NachGedacht: Frieden schaffen - womit?
Ein Jahr nach dem Angriff Russlands auf die Ukraine hat Putin dafür gesorgt, dass unser Denken, unsere Begriffe, unsere Sicherheiten neu geschrieben wurden, findet Lena Bodewein.
Als ich klein war, war die Sache für mich klar: Frieden schaffen ohne Waffen. Dafür gingen die Menschen auf die Straße. Das Gleichgewicht des Schreckens war eine furchtbare Bedrohung und am liebsten sollte die Bundeswehr so wenig zu tun haben, dass sie in der Bedeutungslosigkeit verschwindet.
Der Frieden hat Lücken
Ein Jahr nach der Invasion Russlands in der Ukraine sind diese Gewissheiten komplett verloren, die Plattentektonik der Weltordnung erschüttert und die der Friedensbewegung ebenfalls. Um ein Zeichen für den Frieden zu setzen, ist für den Jahrestag der Invasion eine Menschenkette zwischen Münster und Osnabrück geplant, doch es fehlen laut Organisatoren noch Zigtausende Menschen dafür - der Frieden hat große Lücken. Der Pazifismus kommt an seine Grenzen bei irren Kriegstreibern wie Putin, die für Verhandlungslösungen nicht zugänglich sind - oder erst, wenn sie mit Waffengewalt dazu gezwungen werden. Und das ist das Dilemma - alle wollen Frieden, aber der scheint nur erreichbar, wenn immer mehr Kriegsgerät, Munition, Panzer, vielleicht sogar Kampfflugzeuge geliefert werden.

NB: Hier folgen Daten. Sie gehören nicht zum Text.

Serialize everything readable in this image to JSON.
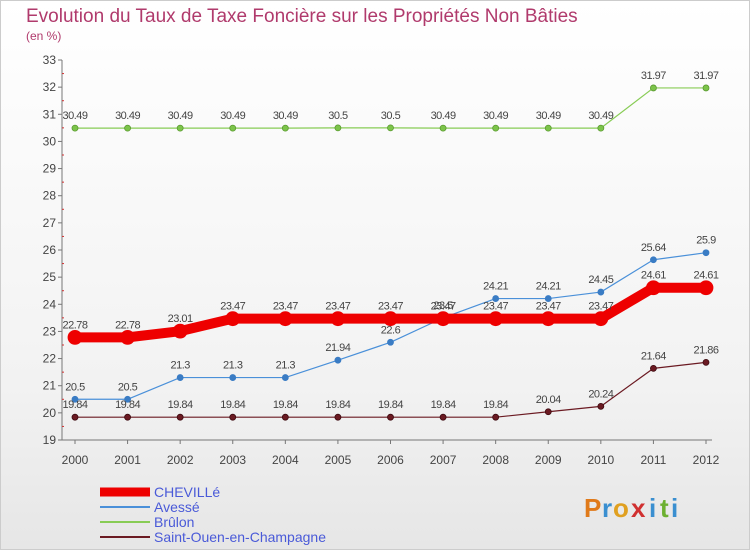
{
  "chart_data": {
    "type": "line",
    "title": "Evolution du Taux de Taxe Foncière sur les Propriétés Non Bâties",
    "subtitle": "(en %)",
    "x": [
      "2000",
      "2001",
      "2002",
      "2003",
      "2004",
      "2005",
      "2006",
      "2007",
      "2008",
      "2009",
      "2010",
      "2011",
      "2012"
    ],
    "ylim": [
      19,
      33
    ],
    "yticks": [
      "19",
      "20",
      "21",
      "22",
      "23",
      "24",
      "25",
      "26",
      "27",
      "28",
      "29",
      "30",
      "31",
      "32",
      "33"
    ],
    "grid": false,
    "legend_position": "bottom-left",
    "series": [
      {
        "name": "Brûlon",
        "color": "#88cc55",
        "values": [
          30.49,
          30.49,
          30.49,
          30.49,
          30.49,
          30.5,
          30.5,
          30.49,
          30.49,
          30.49,
          30.49,
          31.97,
          31.97
        ],
        "labels": [
          "30.49",
          "30.49",
          "30.49",
          "30.49",
          "30.49",
          "30.5",
          "30.5",
          "30.49",
          "30.49",
          "30.49",
          "30.49",
          "31.97",
          "31.97"
        ]
      },
      {
        "name": "Saint-Ouen-en-Champagne",
        "color": "#6b1a22",
        "values": [
          19.84,
          19.84,
          19.84,
          19.84,
          19.84,
          19.84,
          19.84,
          19.84,
          19.84,
          20.04,
          20.24,
          21.64,
          21.86
        ],
        "labels": [
          "19.84",
          "19.84",
          "19.84",
          "19.84",
          "19.84",
          "19.84",
          "19.84",
          "19.84",
          "19.84",
          "20.04",
          "20.24",
          "21.64",
          "21.86"
        ]
      },
      {
        "name": "Avessé",
        "color": "#4a90d9",
        "values": [
          20.5,
          20.5,
          21.3,
          21.3,
          21.3,
          21.94,
          22.6,
          23.5,
          24.21,
          24.21,
          24.45,
          25.64,
          25.9
        ],
        "labels": [
          "20.5",
          "20.5",
          "21.3",
          "21.3",
          "21.3",
          "21.94",
          "22.6",
          "23.5",
          "24.21",
          "24.21",
          "24.45",
          "25.64",
          "25.9"
        ]
      },
      {
        "name": "CHEVILLé",
        "color": "#ee0000",
        "values": [
          22.78,
          22.78,
          23.01,
          23.47,
          23.47,
          23.47,
          23.47,
          23.47,
          23.47,
          23.47,
          23.47,
          24.61,
          24.61
        ],
        "labels": [
          "22.78",
          "22.78",
          "23.01",
          "23.47",
          "23.47",
          "23.47",
          "23.47",
          "23.47",
          "23.47",
          "23.47",
          "23.47",
          "24.61",
          "24.61"
        ]
      }
    ],
    "legend_order": [
      "CHEVILLé",
      "Avessé",
      "Brûlon",
      "Saint-Ouen-en-Champagne"
    ]
  },
  "logo": {
    "letters": [
      "P",
      "r",
      "o",
      "x",
      "i",
      "t",
      "i"
    ],
    "colors": [
      "#e07a1a",
      "#3a8fd0",
      "#e0a020",
      "#d03030",
      "#3a8fd0",
      "#6cb030",
      "#3a8fd0"
    ]
  }
}
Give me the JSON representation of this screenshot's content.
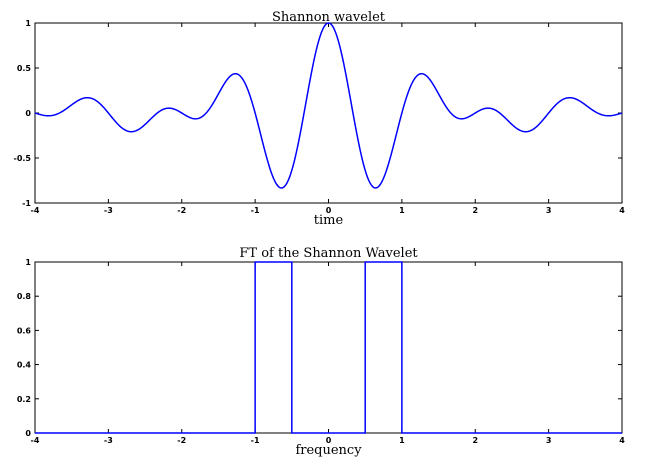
{
  "chart_data": [
    {
      "type": "line",
      "title": "Shannon wavelet",
      "xlabel": "time",
      "ylabel": "",
      "xlim": [
        -4,
        4
      ],
      "ylim": [
        -1,
        1
      ],
      "xticks": [
        -4,
        -3,
        -2,
        -1,
        0,
        1,
        2,
        3,
        4
      ],
      "yticks": [
        -1,
        -0.5,
        0,
        0.5,
        1
      ],
      "xtick_labels": [
        "-4",
        "-3",
        "-2",
        "-1",
        "0",
        "1",
        "2",
        "3",
        "4"
      ],
      "ytick_labels": [
        "-1",
        "-0.5",
        "0",
        "0.5",
        "1"
      ],
      "grid": false,
      "series": [
        {
          "color": "#0000ff",
          "function": "sinc(t/2)*cos(3*pi*t/2)",
          "x": [
            -4,
            -3.75,
            -3.5,
            -3.25,
            -3,
            -2.75,
            -2.5,
            -2.25,
            -2,
            -1.75,
            -1.5,
            -1.25,
            -1,
            -0.75,
            -0.5,
            -0.25,
            0,
            0.25,
            0.5,
            0.75,
            1,
            1.25,
            1.5,
            1.75,
            2,
            2.25,
            2.5,
            2.75,
            3,
            3.25,
            3.5,
            3.75,
            4
          ],
          "y": [
            0,
            -0.03,
            0.09,
            0.18,
            0,
            -0.21,
            -0.13,
            0.07,
            0,
            -0.16,
            0.0,
            0.42,
            0,
            -0.67,
            -0.64,
            0.35,
            1,
            0.35,
            -0.64,
            -0.67,
            0,
            0.42,
            0.0,
            -0.16,
            0,
            0.07,
            -0.13,
            -0.21,
            0,
            0.18,
            0.09,
            -0.03,
            0
          ]
        }
      ]
    },
    {
      "type": "line",
      "title": "FT of the Shannon Wavelet",
      "xlabel": "frequency",
      "ylabel": "",
      "xlim": [
        -4,
        4
      ],
      "ylim": [
        0,
        1
      ],
      "xticks": [
        -4,
        -3,
        -2,
        -1,
        0,
        1,
        2,
        3,
        4
      ],
      "yticks": [
        0,
        0.2,
        0.4,
        0.6,
        0.8,
        1
      ],
      "xtick_labels": [
        "-4",
        "-3",
        "-2",
        "-1",
        "0",
        "1",
        "2",
        "3",
        "4"
      ],
      "ytick_labels": [
        "0",
        "0.2",
        "0.4",
        "0.6",
        "0.8",
        "1"
      ],
      "grid": false,
      "series": [
        {
          "color": "#0000ff",
          "x": [
            -4,
            -1,
            -1,
            -0.5,
            -0.5,
            0.5,
            0.5,
            1,
            1,
            4
          ],
          "y": [
            0,
            0,
            1,
            1,
            0,
            0,
            1,
            1,
            0,
            0
          ]
        }
      ]
    }
  ]
}
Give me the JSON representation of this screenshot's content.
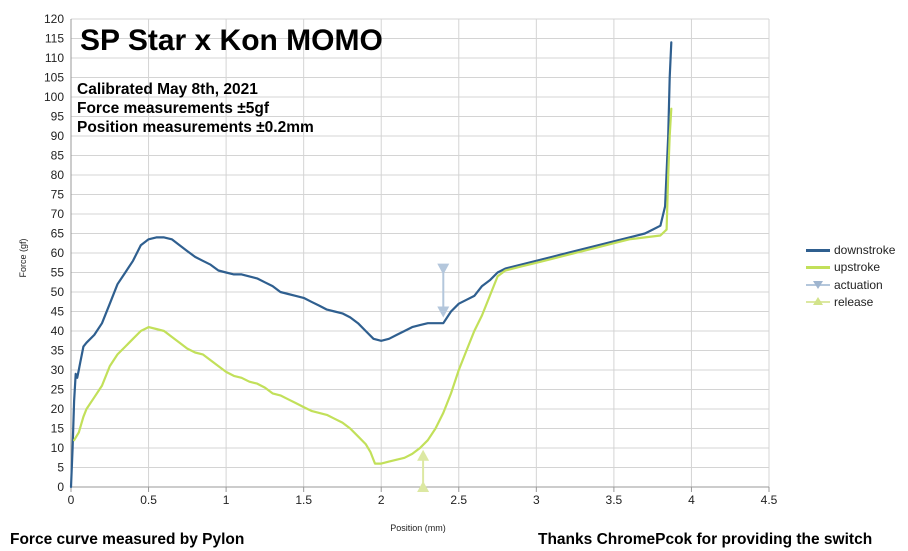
{
  "chart_data": {
    "type": "line",
    "title": "SP Star x Kon MOMO",
    "notes": [
      "Calibrated May 8th, 2021",
      "Force measurements ±5gf",
      "Position measurements ±0.2mm"
    ],
    "xlabel": "Position (mm)",
    "ylabel": "Force (gf)",
    "xlim": [
      0,
      4.5
    ],
    "ylim": [
      0,
      120
    ],
    "xticks": [
      "0",
      "0.5",
      "1",
      "1.5",
      "2",
      "2.5",
      "3",
      "3.5",
      "4",
      "4.5"
    ],
    "yticks": [
      "0",
      "5",
      "10",
      "15",
      "20",
      "25",
      "30",
      "35",
      "40",
      "45",
      "50",
      "55",
      "60",
      "65",
      "70",
      "75",
      "80",
      "85",
      "90",
      "95",
      "100",
      "105",
      "110",
      "115",
      "120"
    ],
    "grid": true,
    "legend_position": "right",
    "series": [
      {
        "name": "downstroke",
        "color": "#2f5f8f",
        "points": [
          [
            0.0,
            0
          ],
          [
            0.01,
            10
          ],
          [
            0.02,
            22
          ],
          [
            0.03,
            29
          ],
          [
            0.04,
            28
          ],
          [
            0.05,
            30
          ],
          [
            0.06,
            32
          ],
          [
            0.08,
            36
          ],
          [
            0.1,
            37
          ],
          [
            0.15,
            39
          ],
          [
            0.2,
            42
          ],
          [
            0.25,
            47
          ],
          [
            0.3,
            52
          ],
          [
            0.35,
            55
          ],
          [
            0.4,
            58
          ],
          [
            0.45,
            62
          ],
          [
            0.5,
            63.5
          ],
          [
            0.55,
            64
          ],
          [
            0.6,
            64
          ],
          [
            0.65,
            63.5
          ],
          [
            0.7,
            62
          ],
          [
            0.75,
            60.5
          ],
          [
            0.8,
            59
          ],
          [
            0.85,
            58
          ],
          [
            0.9,
            57
          ],
          [
            0.95,
            55.5
          ],
          [
            1.0,
            55
          ],
          [
            1.05,
            54.5
          ],
          [
            1.1,
            54.5
          ],
          [
            1.15,
            54
          ],
          [
            1.2,
            53.5
          ],
          [
            1.25,
            52.5
          ],
          [
            1.3,
            51.5
          ],
          [
            1.35,
            50
          ],
          [
            1.4,
            49.5
          ],
          [
            1.45,
            49
          ],
          [
            1.5,
            48.5
          ],
          [
            1.55,
            47.5
          ],
          [
            1.6,
            46.5
          ],
          [
            1.65,
            45.5
          ],
          [
            1.7,
            45
          ],
          [
            1.75,
            44.5
          ],
          [
            1.8,
            43.5
          ],
          [
            1.85,
            42
          ],
          [
            1.9,
            40
          ],
          [
            1.95,
            38
          ],
          [
            2.0,
            37.5
          ],
          [
            2.05,
            38
          ],
          [
            2.1,
            39
          ],
          [
            2.15,
            40
          ],
          [
            2.2,
            41
          ],
          [
            2.25,
            41.5
          ],
          [
            2.3,
            42
          ],
          [
            2.35,
            42
          ],
          [
            2.4,
            42
          ],
          [
            2.45,
            45
          ],
          [
            2.5,
            47
          ],
          [
            2.55,
            48
          ],
          [
            2.6,
            49
          ],
          [
            2.65,
            51.5
          ],
          [
            2.7,
            53
          ],
          [
            2.75,
            55
          ],
          [
            2.8,
            56
          ],
          [
            2.9,
            57
          ],
          [
            3.0,
            58
          ],
          [
            3.1,
            59
          ],
          [
            3.2,
            60
          ],
          [
            3.3,
            61
          ],
          [
            3.4,
            62
          ],
          [
            3.5,
            63
          ],
          [
            3.6,
            64
          ],
          [
            3.7,
            65
          ],
          [
            3.75,
            66
          ],
          [
            3.8,
            67
          ],
          [
            3.83,
            72
          ],
          [
            3.85,
            90
          ],
          [
            3.86,
            105
          ],
          [
            3.87,
            114
          ]
        ]
      },
      {
        "name": "upstroke",
        "color": "#c2e05a",
        "points": [
          [
            0.02,
            12
          ],
          [
            0.05,
            14
          ],
          [
            0.08,
            18
          ],
          [
            0.1,
            20
          ],
          [
            0.15,
            23
          ],
          [
            0.2,
            26
          ],
          [
            0.25,
            31
          ],
          [
            0.3,
            34
          ],
          [
            0.35,
            36
          ],
          [
            0.4,
            38
          ],
          [
            0.45,
            40
          ],
          [
            0.5,
            41
          ],
          [
            0.55,
            40.5
          ],
          [
            0.6,
            40
          ],
          [
            0.65,
            38.5
          ],
          [
            0.7,
            37
          ],
          [
            0.75,
            35.5
          ],
          [
            0.8,
            34.5
          ],
          [
            0.85,
            34
          ],
          [
            0.9,
            32.5
          ],
          [
            0.95,
            31
          ],
          [
            1.0,
            29.5
          ],
          [
            1.05,
            28.5
          ],
          [
            1.1,
            28
          ],
          [
            1.15,
            27
          ],
          [
            1.2,
            26.5
          ],
          [
            1.25,
            25.5
          ],
          [
            1.3,
            24
          ],
          [
            1.35,
            23.5
          ],
          [
            1.4,
            22.5
          ],
          [
            1.45,
            21.5
          ],
          [
            1.5,
            20.5
          ],
          [
            1.55,
            19.5
          ],
          [
            1.6,
            19
          ],
          [
            1.65,
            18.5
          ],
          [
            1.7,
            17.5
          ],
          [
            1.75,
            16.5
          ],
          [
            1.8,
            15
          ],
          [
            1.85,
            13
          ],
          [
            1.9,
            11
          ],
          [
            1.93,
            9
          ],
          [
            1.96,
            6
          ],
          [
            2.0,
            6
          ],
          [
            2.05,
            6.5
          ],
          [
            2.1,
            7
          ],
          [
            2.15,
            7.5
          ],
          [
            2.2,
            8.5
          ],
          [
            2.25,
            10
          ],
          [
            2.3,
            12
          ],
          [
            2.35,
            15
          ],
          [
            2.4,
            19
          ],
          [
            2.45,
            24
          ],
          [
            2.5,
            30
          ],
          [
            2.55,
            35
          ],
          [
            2.6,
            40
          ],
          [
            2.65,
            44
          ],
          [
            2.7,
            49
          ],
          [
            2.75,
            54
          ],
          [
            2.8,
            55.5
          ],
          [
            2.9,
            56.5
          ],
          [
            3.0,
            57.5
          ],
          [
            3.1,
            58.5
          ],
          [
            3.2,
            59.5
          ],
          [
            3.3,
            60.5
          ],
          [
            3.4,
            61.5
          ],
          [
            3.5,
            62.5
          ],
          [
            3.6,
            63.5
          ],
          [
            3.7,
            64
          ],
          [
            3.8,
            64.5
          ],
          [
            3.84,
            66
          ],
          [
            3.85,
            80
          ],
          [
            3.86,
            90
          ],
          [
            3.87,
            97
          ]
        ]
      },
      {
        "name": "actuation",
        "color": "#b4c7dc",
        "marker": "triangle-down",
        "points": [
          [
            2.4,
            56
          ],
          [
            2.4,
            45
          ]
        ]
      },
      {
        "name": "release",
        "color": "#dce8a2",
        "marker": "triangle-up",
        "points": [
          [
            2.27,
            0
          ],
          [
            2.27,
            8
          ]
        ]
      }
    ]
  },
  "footer": {
    "left": "Force curve measured by Pylon",
    "right": "Thanks ChromePcok for providing the switch"
  }
}
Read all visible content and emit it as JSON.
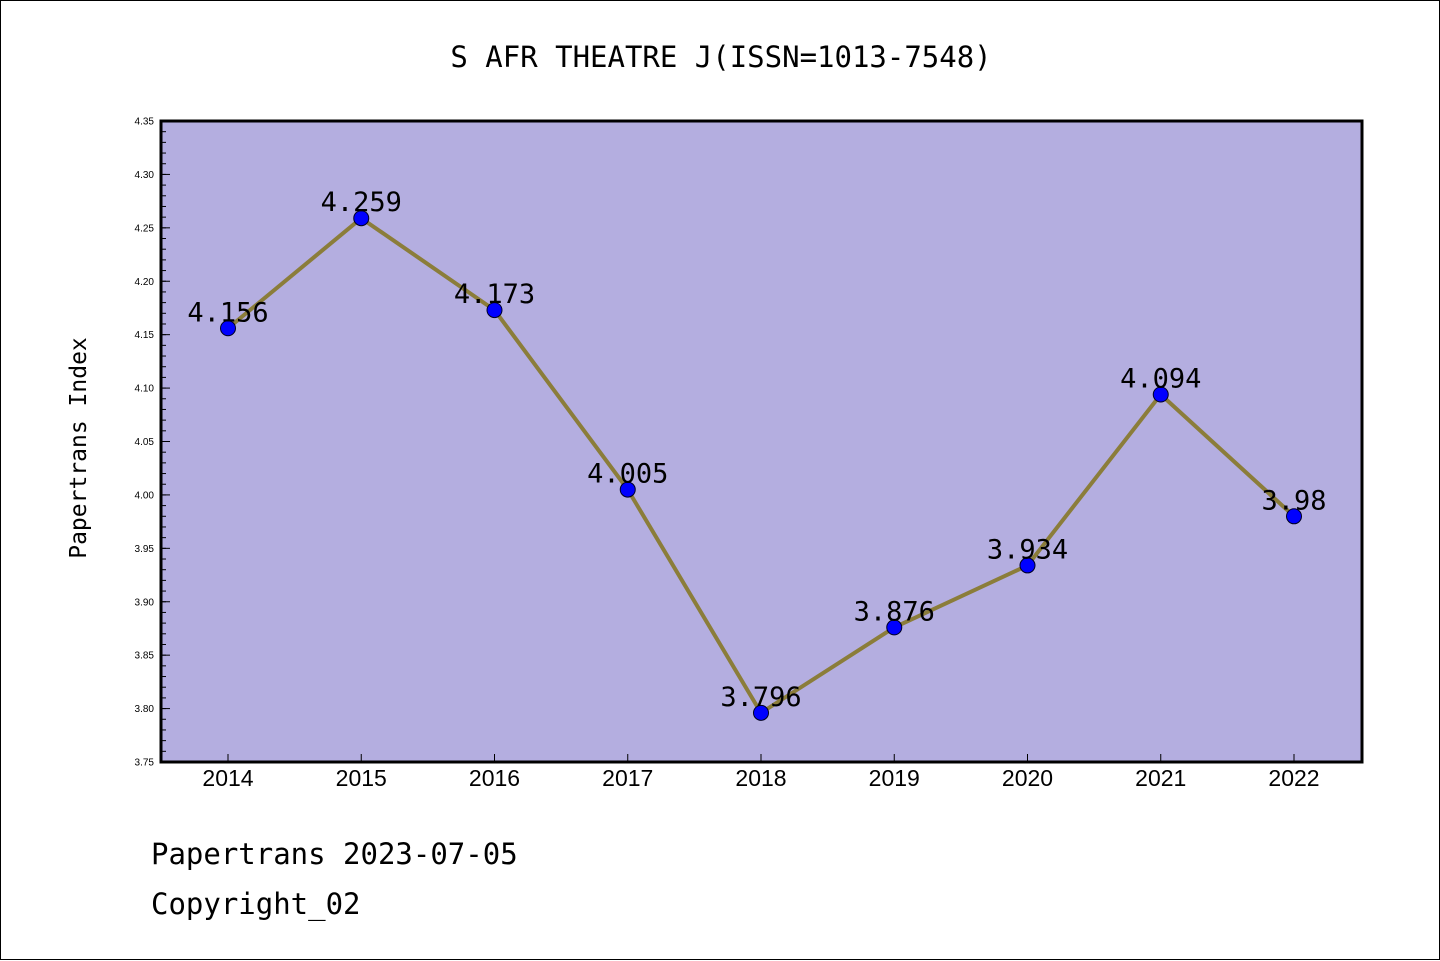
{
  "chart_data": {
    "type": "line",
    "title": "S AFR THEATRE J(ISSN=1013-7548)",
    "xlabel": "",
    "ylabel": "Papertrans Index",
    "categories": [
      "2014",
      "2015",
      "2016",
      "2017",
      "2018",
      "2019",
      "2020",
      "2021",
      "2022"
    ],
    "series": [
      {
        "values": [
          4.156,
          4.259,
          4.173,
          4.005,
          3.796,
          3.876,
          3.934,
          4.094,
          3.98
        ],
        "labels": [
          "4.156",
          "4.259",
          "4.173",
          "4.005",
          "3.796",
          "3.876",
          "3.934",
          "4.094",
          "3.98"
        ]
      }
    ],
    "ylim": [
      3.75,
      4.35
    ],
    "yticks": [
      "3.75",
      "3.80",
      "3.85",
      "3.90",
      "3.95",
      "4.00",
      "4.05",
      "4.10",
      "4.15",
      "4.20",
      "4.25",
      "4.30",
      "4.35"
    ],
    "grid": false,
    "legend": "none",
    "colors": {
      "plot_background": "#b4aee0",
      "line": "#8b7d3a",
      "marker": "#0000ff",
      "axis": "#000000"
    }
  },
  "footer": {
    "generated": "Papertrans 2023-07-05",
    "copyright": "Copyright_02"
  }
}
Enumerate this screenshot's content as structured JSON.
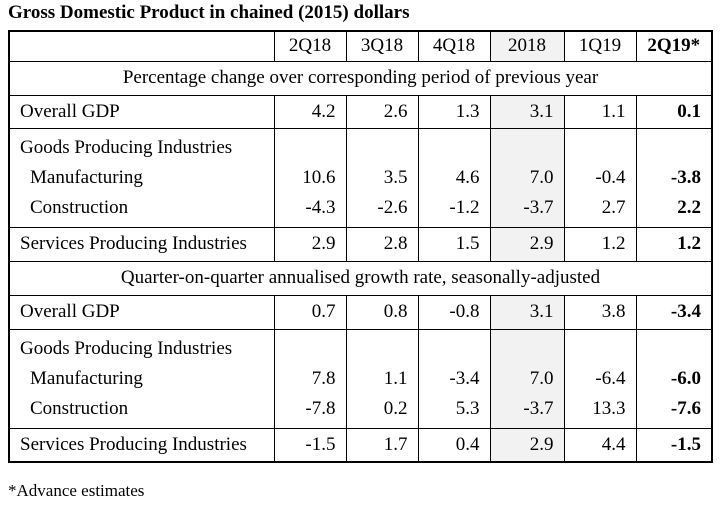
{
  "title": "Gross Domestic Product in chained (2015) dollars",
  "columns": [
    "2Q18",
    "3Q18",
    "4Q18",
    "2018",
    "1Q19",
    "2Q19*"
  ],
  "sections": [
    {
      "heading": "Percentage change over corresponding period of previous year",
      "rows": [
        {
          "label": "Overall GDP",
          "values": [
            "4.2",
            "2.6",
            "1.3",
            "3.1",
            "1.1",
            "0.1"
          ]
        },
        {
          "label": "Goods Producing Industries",
          "values": [
            "",
            "",
            "",
            "",
            "",
            ""
          ]
        },
        {
          "label": "Manufacturing",
          "values": [
            "10.6",
            "3.5",
            "4.6",
            "7.0",
            "-0.4",
            "-3.8"
          ]
        },
        {
          "label": "Construction",
          "values": [
            "-4.3",
            "-2.6",
            "-1.2",
            "-3.7",
            "2.7",
            "2.2"
          ]
        },
        {
          "label": "Services Producing Industries",
          "values": [
            "2.9",
            "2.8",
            "1.5",
            "2.9",
            "1.2",
            "1.2"
          ]
        }
      ]
    },
    {
      "heading": "Quarter-on-quarter annualised growth rate, seasonally-adjusted",
      "rows": [
        {
          "label": "Overall GDP",
          "values": [
            "0.7",
            "0.8",
            "-0.8",
            "3.1",
            "3.8",
            "-3.4"
          ]
        },
        {
          "label": "Goods Producing Industries",
          "values": [
            "",
            "",
            "",
            "",
            "",
            ""
          ]
        },
        {
          "label": "Manufacturing",
          "values": [
            "7.8",
            "1.1",
            "-3.4",
            "7.0",
            "-6.4",
            "-6.0"
          ]
        },
        {
          "label": "Construction",
          "values": [
            "-7.8",
            "0.2",
            "5.3",
            "-3.7",
            "13.3",
            "-7.6"
          ]
        },
        {
          "label": "Services Producing Industries",
          "values": [
            "-1.5",
            "1.7",
            "0.4",
            "2.9",
            "4.4",
            "-1.5"
          ]
        }
      ]
    }
  ],
  "footnote": "*Advance estimates",
  "colors": {
    "annual_column_shade": "#f2f2f2",
    "border": "#000000"
  }
}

Frieden schaffen nur mit Waffen? Da wären wir bei von Clausewitz, Offizier und Militärwissenschaftler, und seiner Ansicht: "Der Krieg ist nichts als eine bloße Fortsetzung der Politik mit anderen Mitteln". Eine Fortsetzung von Putins Politik zunächst - der Angriff auf die Ukraine. Und nun muss es die Politik der ganzen restlichen Welt sein, dieses Unrecht zu beenden. Mit den Mitteln des Krieges.
Kalter Krieg: Neu gestartet und ausgeweitet
Insofern ist es naiv, wenn man glaubt, Putin stoppen zu können, wenn man ihm auch die andere Wange hinhält, wie es der Effekt des "Manifests für den Frieden" von Sahra Wagenknecht und Alice Schwarzer wäre. Dieser Aufruf verwechselt Ursache und Wirkung - womit wir wieder bei von Clausewitz wären und seinem bösen Bonmot, wonach eigentlich der Verteidiger schuld am Krieg ist, weil er sich dem Angreifer in den Weg stellt.
Selbst wenn der Krieg in der Ukraine in absehbarer Zeit zu Ende sein sollte: Die weltpolitischen Erschütterungen, die er hinterlässt, sind verheerend; Washington, Russland, China - früher hieß das Säbelrasseln, heute ist es Bombendrohen. Der Kalte Krieg scheint nicht nur neu gestartet, sondern im Hyperdrive auf alle möglichen Schauplätze der Welt ausgeweitet: Oft genug schon wurde spekuliert, dass China das Ukraine-Beispiel kopieren und sich Taiwan einverleiben könnte.
Frieden durch Waffen und Verhandlungen
Neulich las ich, dass Geparde nach Indien geliefert und ausgewildert werden. Und war verwirrt, bis ich verstand: In dem Artikel ging es um Tiere. Während man doch eigentlich bei jedem Wildtier - Leopard, Marder, Wiesel, Gepard - inzwischen an ein Kampfgerät denkt, weil wir ganze Menagerien in die Ukraine schicken. Weil wir es müssen.
Es sind nicht nur die Eskalation der Kampfhandlungen und die Eskalation des Konfliktes weltweit, die mir Angst machen, sondern es ist auch die Eskalation in unseren Köpfen: mit welcher Bereitwilligkeit und flink erworbener Expertise wir so etwas diskutieren, so wie wir vorher eine Fußball-WM diskutiert haben. Das beunruhigt mich.
Doch ich möchte jetzt nicht darüber reden, wie "betroffen" mich das macht oder eine ähnliche Gefühlsduselei der Betrachter pflegen, wie sie gerade en vogue ist. Denn das wirkliche Leid geschieht in der Ukraine, und damit das ein Ende findet, müssen wir Frieden schaffen - auch mit Waffen, und dann mit Verhandlungen.